Conference Panel Reiterates Need to Prioritize Access to Justice
May 02, 2023
D.C. Court of Appeals Chief Judge Anna Blackburne-Rigsby (far left) opened the access to justice panel at the Judicial & Bar Conference on April 28.
At a crucial moment when the need for affordable legal services continues to rise, a panel of the District of Columbia’s top advocates of legal services met to discuss the importance, the challenges, and the future of access to justice in Washington, D.C.
Lack of access to legal services affects everyone, but those on the lower end of the socioeconomic spectrum often struggle to find the resources they need at the most critical moments of their lives, said D.C. Court of Appeals Chief Judge Anna Blackburne-Rigsby as she introduced the panel at the Judicial & Bar Conference on April 28.
A critical gap exists even in Washington, D.C., where the local legal community highly values and emphasizes the importance of pro bono work, the chief judge said. “We see it on the Court of Appeals. Far too often, people are trying to navigate their civil cases that are life-changing matters to them — custody of their children, possession of their homes, debt collection, you name it,” she added.
And it’s not a system designed to be accessible to the uninitiated.

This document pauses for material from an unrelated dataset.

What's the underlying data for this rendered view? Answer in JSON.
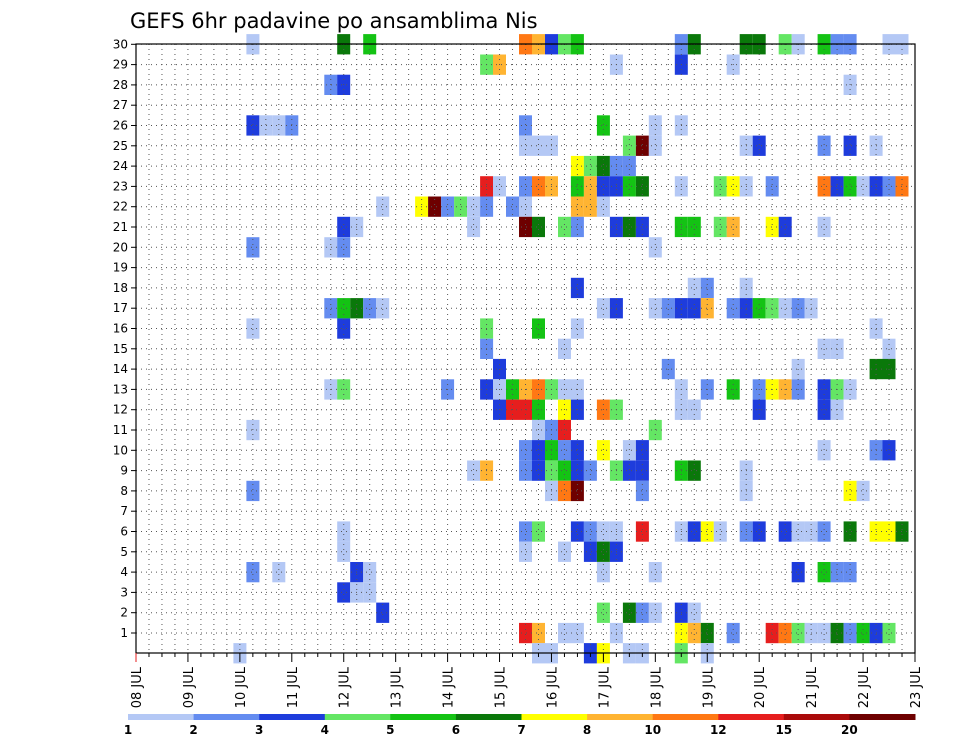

James Sandman, president emeritus of the Legal Services Corporation, said those who represent themselves in the labyrinthine civil courts system without legal training face insurmountable challenges.
“It’s a system that was created by lawyers, for lawyers, on the assumption that everybody’s got a lawyer,” said Sandman, who serves as vice chair of the D.C. Access to Justice Commission. “If you don’t have a lawyer, it’s opaque, confusing, hostile — anything but user-friendly.”
Often the cases involved are important matters with high stakes, he continued. “I’m not talking about traffic ticket cases. I’m talking about cases that involve the most basic of human needs,” Sandman said. “A roof over your head. Protection from wrongful evictions and foreclosures. The stability of families — child custody, child support, guardianships, adoptions, personal safety, protection orders against abusers, economic subsistence. Those are the cases where so many people don’t have lawyers.”
Federal poverty guidelines compound the issue. Programs providing free legal services often cap at 125 percent to 200 percent of the poverty line, leaving a large gap of people living on low to moderate incomes who don’t qualify for aid, but still can’t afford to hire an attorney at typical rates.
This is further exacerbated by Washington, D.C.’s high cost of living, where even those living at 200, 300, or even 400 percent of the poverty line still struggle to meet their family’s needs. A single parent with one child making $39,000 per year may be at 200 percent of the federal poverty guidelines for a household of two, said DC Affordable Law Firm Executive Director Gabby Mulnick Majewski. “But that’s insufficient to meet even their most basic needs, let alone access legal resources.”
Citing MIT’s Living Wage Calculator, Mulnick Majewski said a single parent of one child in the District must earn $42.61 per hour (or $88,629 a year) for a living wage. “That figure is substantially higher than the $39,000 baseline for 200 percent of the federal poverty level, and that’s considered modest income. And these are the clients who are seeking representation through the DC Affordable Law Firm,” she added.
Sandman believes this is a solvable problem. The long-term solution, Sandman said, should focus on four points: regulatory reform, which could potentially allow well-trained nonlawyer legal professionals to assist those in need; a simplified court system that addresses how the landscape has changed since the current system was created; democratization of legal processes through technological tools such as ChatGPT; and bringing new people with different perspectives to the table.
But in the meantime, more immediate challenges loom. Mayor Muriel Bowser’s proposed 2024 D.C. budget puts the future of free and affordable legal aid in further jeopardy. Her proposals include nearly 60 percent in cuts — from $31.7 million to $13 million — to the D.C. Access to Justice Initiative, which funds multiple legal services providers and pro bono programs across the District.
With the D.C. Access to Justice Commission leading the charge, legal services groups are urging the D.C. Council to restore funding to the Access to Justice Initiative to its 2023 level. Despite this precarious situation, the commission’s executive director, Nancy Drane, remains optimistic about the future.
“We have an incredibly robust network of legal services providers,” she said. “They are skilled, they are motivated, and we are lucky to have such a vast network here in the District.”
Darryl Maxwell of the D.C. Bar Pro Bono Center agrees. “The District has [more than] 700,000 residents,” Maxwell said. “In this area, there are more than 80,000 lawyers. So, when you think about it, our goal should be to activate all of them.”